Has your GPS ever steered you wrong? I had only a vague idea of where an appointment was, so I used my vehicle’s GPS to direct me. After a while, a still, small voice within nudged that something didn’t seem right, but I continued to trust the voice on my 15-year-old car’s console. It wasn’t until I got to a dead end that I pulled over, called my destination, got new directions, and was able to course correct, arriving a little tardier and more harried than necessary.
A comparable thing may happen in our classrooms. Curriculum and resources provided by our schools and districts have the potential to function like a GPS system. Sometimes we can follow the prescribed instructions step-by-step and get our students to a desired outcome. There are times, however, when we should listen to the still, small voice that recognizes when the directions aren’t taking us where we want to go. If we don’t, we’ll end up with a similar “lostness” that results in wasted time for our students and ourselves.
Programs do not know our students best.
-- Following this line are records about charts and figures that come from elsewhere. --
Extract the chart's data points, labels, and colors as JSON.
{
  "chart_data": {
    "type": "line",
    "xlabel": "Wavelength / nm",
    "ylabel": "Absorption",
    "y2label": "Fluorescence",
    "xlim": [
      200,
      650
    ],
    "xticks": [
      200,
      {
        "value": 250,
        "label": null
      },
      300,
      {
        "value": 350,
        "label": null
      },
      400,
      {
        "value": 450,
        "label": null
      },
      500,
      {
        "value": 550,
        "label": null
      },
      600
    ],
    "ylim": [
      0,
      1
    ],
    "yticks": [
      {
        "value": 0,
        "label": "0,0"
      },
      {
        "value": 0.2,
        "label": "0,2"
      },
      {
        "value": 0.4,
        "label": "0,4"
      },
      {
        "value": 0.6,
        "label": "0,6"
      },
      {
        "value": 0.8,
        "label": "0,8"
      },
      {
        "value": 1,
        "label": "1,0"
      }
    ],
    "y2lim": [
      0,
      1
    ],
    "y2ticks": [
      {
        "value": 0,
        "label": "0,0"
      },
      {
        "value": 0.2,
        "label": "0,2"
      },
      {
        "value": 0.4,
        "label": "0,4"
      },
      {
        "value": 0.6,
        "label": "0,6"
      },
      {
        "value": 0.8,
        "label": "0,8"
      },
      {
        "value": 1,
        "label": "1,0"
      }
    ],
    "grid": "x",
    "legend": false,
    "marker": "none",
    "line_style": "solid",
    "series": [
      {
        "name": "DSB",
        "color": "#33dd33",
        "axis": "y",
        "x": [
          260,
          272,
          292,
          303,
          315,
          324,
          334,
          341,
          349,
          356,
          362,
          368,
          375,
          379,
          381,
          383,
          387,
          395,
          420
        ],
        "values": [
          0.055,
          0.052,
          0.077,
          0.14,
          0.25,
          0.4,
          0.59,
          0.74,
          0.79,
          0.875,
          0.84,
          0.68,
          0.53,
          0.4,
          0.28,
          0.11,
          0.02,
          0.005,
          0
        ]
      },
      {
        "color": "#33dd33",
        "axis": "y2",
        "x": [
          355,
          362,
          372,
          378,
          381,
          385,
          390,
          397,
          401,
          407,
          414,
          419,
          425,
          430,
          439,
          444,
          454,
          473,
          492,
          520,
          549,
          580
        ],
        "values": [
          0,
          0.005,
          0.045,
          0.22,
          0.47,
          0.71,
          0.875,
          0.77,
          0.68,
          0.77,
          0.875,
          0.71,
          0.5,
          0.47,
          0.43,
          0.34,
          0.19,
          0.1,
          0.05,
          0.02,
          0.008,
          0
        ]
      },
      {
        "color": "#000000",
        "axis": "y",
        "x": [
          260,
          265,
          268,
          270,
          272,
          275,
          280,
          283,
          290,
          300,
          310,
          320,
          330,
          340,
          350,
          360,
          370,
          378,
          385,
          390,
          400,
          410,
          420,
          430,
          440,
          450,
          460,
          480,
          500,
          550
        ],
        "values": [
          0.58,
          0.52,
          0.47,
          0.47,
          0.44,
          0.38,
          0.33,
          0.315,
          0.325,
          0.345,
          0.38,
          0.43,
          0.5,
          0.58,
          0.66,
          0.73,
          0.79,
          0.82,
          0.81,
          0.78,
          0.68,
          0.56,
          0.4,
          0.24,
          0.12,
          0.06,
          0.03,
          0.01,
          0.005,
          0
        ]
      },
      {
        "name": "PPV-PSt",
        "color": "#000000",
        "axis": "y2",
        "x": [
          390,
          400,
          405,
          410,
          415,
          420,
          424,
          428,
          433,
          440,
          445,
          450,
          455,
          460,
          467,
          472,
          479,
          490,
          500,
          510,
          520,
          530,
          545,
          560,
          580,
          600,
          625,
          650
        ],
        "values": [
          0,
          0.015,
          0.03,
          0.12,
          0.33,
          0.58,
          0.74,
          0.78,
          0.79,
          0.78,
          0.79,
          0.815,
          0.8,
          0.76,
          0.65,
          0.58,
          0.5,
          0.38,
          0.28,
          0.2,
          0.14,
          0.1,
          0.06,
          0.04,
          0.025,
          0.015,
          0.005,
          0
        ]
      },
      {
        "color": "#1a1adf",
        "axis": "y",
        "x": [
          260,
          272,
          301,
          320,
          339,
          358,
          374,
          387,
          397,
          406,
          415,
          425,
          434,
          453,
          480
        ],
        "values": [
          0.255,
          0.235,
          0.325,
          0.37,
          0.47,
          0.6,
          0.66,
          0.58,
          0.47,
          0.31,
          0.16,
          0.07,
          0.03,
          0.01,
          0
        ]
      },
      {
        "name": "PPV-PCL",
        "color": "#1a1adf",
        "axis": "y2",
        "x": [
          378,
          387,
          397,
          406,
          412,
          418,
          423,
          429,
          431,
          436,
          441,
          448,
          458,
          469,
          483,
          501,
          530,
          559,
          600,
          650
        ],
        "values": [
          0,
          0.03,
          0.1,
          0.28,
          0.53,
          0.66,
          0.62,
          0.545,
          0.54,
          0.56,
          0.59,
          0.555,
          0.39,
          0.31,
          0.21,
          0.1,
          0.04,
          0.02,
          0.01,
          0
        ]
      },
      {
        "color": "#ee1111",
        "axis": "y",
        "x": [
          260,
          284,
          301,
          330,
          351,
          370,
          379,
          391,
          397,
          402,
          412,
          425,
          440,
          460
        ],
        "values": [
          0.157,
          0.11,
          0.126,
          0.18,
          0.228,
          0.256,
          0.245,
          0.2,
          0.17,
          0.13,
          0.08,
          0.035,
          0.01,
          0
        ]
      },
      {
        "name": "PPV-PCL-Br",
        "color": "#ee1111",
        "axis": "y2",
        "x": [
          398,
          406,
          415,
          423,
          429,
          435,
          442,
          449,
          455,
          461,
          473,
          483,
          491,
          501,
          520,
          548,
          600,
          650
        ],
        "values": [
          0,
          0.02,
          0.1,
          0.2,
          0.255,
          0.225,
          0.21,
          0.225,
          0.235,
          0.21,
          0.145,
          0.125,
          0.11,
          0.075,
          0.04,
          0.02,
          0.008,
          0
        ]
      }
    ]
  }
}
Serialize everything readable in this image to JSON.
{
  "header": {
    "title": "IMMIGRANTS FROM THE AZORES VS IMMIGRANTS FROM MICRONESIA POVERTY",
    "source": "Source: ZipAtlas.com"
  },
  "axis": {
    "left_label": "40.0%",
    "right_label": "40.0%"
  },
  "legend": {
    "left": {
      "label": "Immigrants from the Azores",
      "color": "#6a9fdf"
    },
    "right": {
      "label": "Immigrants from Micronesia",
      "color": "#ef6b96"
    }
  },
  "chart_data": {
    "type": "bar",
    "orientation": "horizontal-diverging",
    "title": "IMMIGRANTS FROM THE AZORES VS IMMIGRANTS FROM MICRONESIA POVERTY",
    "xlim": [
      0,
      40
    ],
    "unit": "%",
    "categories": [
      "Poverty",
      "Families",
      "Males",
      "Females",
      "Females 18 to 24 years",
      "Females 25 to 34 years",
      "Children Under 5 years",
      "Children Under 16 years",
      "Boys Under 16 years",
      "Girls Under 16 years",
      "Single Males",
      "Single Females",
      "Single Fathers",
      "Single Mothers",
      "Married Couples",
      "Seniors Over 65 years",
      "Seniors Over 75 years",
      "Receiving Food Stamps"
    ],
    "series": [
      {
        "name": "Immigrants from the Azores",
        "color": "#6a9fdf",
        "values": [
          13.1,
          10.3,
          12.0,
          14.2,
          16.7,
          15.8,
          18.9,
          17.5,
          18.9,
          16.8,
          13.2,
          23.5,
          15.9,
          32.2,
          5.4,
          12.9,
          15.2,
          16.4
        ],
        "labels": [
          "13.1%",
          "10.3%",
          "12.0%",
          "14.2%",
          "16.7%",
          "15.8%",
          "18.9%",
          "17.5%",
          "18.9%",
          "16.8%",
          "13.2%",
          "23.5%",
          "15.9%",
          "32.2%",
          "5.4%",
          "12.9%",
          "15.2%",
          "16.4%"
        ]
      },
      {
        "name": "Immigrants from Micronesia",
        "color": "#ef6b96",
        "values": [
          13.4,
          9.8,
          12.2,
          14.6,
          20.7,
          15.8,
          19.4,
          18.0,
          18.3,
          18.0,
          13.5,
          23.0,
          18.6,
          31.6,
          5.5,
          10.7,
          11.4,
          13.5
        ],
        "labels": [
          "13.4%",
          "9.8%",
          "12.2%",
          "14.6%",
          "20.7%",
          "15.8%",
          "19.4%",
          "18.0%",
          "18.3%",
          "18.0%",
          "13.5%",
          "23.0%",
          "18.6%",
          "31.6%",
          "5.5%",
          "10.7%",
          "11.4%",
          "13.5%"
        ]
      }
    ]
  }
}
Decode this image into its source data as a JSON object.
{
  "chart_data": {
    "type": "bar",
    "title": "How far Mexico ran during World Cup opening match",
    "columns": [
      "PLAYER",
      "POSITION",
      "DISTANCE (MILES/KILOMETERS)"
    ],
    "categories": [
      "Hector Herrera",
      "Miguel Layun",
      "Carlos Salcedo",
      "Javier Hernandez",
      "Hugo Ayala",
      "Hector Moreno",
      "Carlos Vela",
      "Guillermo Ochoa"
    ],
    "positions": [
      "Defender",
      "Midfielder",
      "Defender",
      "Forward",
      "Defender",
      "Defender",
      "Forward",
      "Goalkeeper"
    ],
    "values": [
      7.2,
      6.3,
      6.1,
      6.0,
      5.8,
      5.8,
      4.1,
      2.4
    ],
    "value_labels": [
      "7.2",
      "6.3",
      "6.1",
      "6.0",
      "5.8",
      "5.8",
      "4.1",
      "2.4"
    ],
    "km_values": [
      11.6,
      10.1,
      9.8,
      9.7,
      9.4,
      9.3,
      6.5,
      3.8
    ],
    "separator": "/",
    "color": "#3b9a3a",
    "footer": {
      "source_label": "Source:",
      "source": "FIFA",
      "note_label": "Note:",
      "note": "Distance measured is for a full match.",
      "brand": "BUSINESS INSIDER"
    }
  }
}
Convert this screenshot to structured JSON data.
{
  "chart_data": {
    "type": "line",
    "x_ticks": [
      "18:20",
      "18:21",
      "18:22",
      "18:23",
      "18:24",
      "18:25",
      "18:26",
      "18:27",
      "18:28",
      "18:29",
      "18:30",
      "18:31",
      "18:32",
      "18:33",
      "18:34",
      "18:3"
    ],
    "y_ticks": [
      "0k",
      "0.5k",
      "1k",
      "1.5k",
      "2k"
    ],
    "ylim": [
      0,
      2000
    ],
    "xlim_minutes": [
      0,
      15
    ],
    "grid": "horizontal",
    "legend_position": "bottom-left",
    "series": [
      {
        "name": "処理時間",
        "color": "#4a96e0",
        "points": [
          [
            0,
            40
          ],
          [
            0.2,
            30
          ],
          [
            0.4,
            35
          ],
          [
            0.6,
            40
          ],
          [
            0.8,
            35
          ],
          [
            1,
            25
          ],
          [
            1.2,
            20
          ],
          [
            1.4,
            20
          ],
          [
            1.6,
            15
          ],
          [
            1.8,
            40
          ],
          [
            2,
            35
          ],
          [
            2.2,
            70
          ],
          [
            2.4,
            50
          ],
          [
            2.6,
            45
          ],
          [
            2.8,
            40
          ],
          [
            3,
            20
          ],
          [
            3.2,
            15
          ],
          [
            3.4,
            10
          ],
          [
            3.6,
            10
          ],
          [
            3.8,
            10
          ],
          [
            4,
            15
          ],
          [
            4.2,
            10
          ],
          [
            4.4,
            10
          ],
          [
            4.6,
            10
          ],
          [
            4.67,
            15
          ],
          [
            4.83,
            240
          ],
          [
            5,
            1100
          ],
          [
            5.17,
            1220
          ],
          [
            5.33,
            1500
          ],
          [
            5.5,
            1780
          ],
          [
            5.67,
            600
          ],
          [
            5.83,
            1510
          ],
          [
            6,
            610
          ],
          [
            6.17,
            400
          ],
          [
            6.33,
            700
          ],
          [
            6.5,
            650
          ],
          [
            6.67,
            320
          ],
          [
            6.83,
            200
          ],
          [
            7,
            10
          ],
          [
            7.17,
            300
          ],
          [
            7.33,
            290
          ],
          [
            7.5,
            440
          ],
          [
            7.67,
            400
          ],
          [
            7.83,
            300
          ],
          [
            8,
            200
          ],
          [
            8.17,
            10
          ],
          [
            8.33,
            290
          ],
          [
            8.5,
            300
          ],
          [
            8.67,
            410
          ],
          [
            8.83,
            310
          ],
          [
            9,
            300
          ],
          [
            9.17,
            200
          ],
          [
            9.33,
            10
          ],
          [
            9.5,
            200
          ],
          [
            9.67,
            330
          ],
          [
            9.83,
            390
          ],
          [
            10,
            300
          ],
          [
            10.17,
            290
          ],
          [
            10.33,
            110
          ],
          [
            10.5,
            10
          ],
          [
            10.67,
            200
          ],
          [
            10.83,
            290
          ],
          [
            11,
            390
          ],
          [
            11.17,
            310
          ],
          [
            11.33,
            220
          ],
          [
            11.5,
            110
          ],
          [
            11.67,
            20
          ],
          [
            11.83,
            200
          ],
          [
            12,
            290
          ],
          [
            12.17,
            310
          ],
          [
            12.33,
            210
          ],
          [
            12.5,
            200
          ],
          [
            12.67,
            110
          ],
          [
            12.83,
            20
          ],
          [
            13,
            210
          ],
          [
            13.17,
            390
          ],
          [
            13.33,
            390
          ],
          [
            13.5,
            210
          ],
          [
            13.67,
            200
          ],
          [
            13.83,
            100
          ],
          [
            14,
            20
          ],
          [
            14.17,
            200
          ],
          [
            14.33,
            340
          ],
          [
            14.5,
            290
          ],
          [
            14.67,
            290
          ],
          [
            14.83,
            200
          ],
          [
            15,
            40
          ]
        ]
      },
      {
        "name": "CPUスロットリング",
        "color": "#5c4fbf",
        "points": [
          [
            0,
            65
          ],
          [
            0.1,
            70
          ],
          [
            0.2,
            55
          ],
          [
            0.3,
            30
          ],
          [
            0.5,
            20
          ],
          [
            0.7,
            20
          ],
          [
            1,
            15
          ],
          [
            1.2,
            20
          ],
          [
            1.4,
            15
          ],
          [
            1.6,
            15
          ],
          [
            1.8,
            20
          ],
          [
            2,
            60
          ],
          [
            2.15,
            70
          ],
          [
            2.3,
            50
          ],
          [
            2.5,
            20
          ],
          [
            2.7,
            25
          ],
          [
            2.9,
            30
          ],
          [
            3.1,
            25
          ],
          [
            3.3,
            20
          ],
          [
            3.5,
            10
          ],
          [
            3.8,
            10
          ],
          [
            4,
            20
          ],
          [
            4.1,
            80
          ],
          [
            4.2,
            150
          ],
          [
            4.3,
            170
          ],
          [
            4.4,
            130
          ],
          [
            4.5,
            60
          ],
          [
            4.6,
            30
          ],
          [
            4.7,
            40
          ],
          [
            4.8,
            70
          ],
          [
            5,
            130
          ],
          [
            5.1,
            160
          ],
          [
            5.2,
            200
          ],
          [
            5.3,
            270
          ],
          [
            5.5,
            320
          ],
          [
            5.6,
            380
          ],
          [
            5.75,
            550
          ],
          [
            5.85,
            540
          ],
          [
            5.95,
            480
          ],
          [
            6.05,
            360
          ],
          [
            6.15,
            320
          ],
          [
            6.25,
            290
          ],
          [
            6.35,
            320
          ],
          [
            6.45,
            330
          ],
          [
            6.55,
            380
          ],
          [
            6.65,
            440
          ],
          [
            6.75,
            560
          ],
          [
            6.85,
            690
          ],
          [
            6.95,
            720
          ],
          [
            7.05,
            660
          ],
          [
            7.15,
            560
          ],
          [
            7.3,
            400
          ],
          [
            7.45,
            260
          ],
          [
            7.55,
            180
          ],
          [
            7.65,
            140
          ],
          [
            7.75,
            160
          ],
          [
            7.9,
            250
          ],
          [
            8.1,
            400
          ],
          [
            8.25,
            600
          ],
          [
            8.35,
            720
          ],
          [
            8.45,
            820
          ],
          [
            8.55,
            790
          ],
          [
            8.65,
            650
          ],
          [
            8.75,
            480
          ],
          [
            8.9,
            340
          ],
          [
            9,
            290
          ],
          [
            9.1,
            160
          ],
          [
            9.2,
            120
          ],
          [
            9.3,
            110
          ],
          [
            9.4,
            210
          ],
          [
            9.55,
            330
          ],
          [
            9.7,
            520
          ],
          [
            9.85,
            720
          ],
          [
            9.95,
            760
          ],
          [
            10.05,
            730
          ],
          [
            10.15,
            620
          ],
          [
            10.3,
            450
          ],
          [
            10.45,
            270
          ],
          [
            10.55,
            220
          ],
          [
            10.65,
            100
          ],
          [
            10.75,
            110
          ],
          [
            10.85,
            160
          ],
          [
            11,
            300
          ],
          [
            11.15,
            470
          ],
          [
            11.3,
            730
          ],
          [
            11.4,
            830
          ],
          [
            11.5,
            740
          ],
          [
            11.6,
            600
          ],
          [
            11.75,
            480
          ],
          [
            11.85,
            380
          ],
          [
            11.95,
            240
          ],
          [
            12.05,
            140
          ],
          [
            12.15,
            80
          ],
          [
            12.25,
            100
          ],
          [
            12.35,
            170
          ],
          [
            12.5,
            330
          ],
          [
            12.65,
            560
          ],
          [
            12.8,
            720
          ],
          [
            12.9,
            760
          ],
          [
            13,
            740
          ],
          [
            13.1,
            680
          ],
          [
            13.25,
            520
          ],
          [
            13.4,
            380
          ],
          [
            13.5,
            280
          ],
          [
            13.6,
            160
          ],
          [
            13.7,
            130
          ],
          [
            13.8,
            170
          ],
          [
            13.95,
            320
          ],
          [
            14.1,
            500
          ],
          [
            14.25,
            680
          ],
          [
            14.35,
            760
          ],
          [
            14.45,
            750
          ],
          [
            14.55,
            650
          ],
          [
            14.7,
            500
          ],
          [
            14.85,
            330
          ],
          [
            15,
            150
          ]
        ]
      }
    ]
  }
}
We do. Our formative and informative assessments and conferring have led to a deep knowledge of their strengths and needs. Though it can be a little scary at first to listen to our own voice instead of the authoritative voice of a program, dynamic, timely, and powerful things will happen when we do. If we know where we are going (standards), and know where our students stand in relation to those goals, we can craft our teaching in a way that directly meets those needs. We might use the curriculum one day and an entirely different resource the next.
Intentional, focused instruction that is directly related to the needs we see in our classroom creates a new kind of synergy that is both exciting and self-perpetuating. It not only makes for a more joyful journey, but we’ll all end up where we need to be.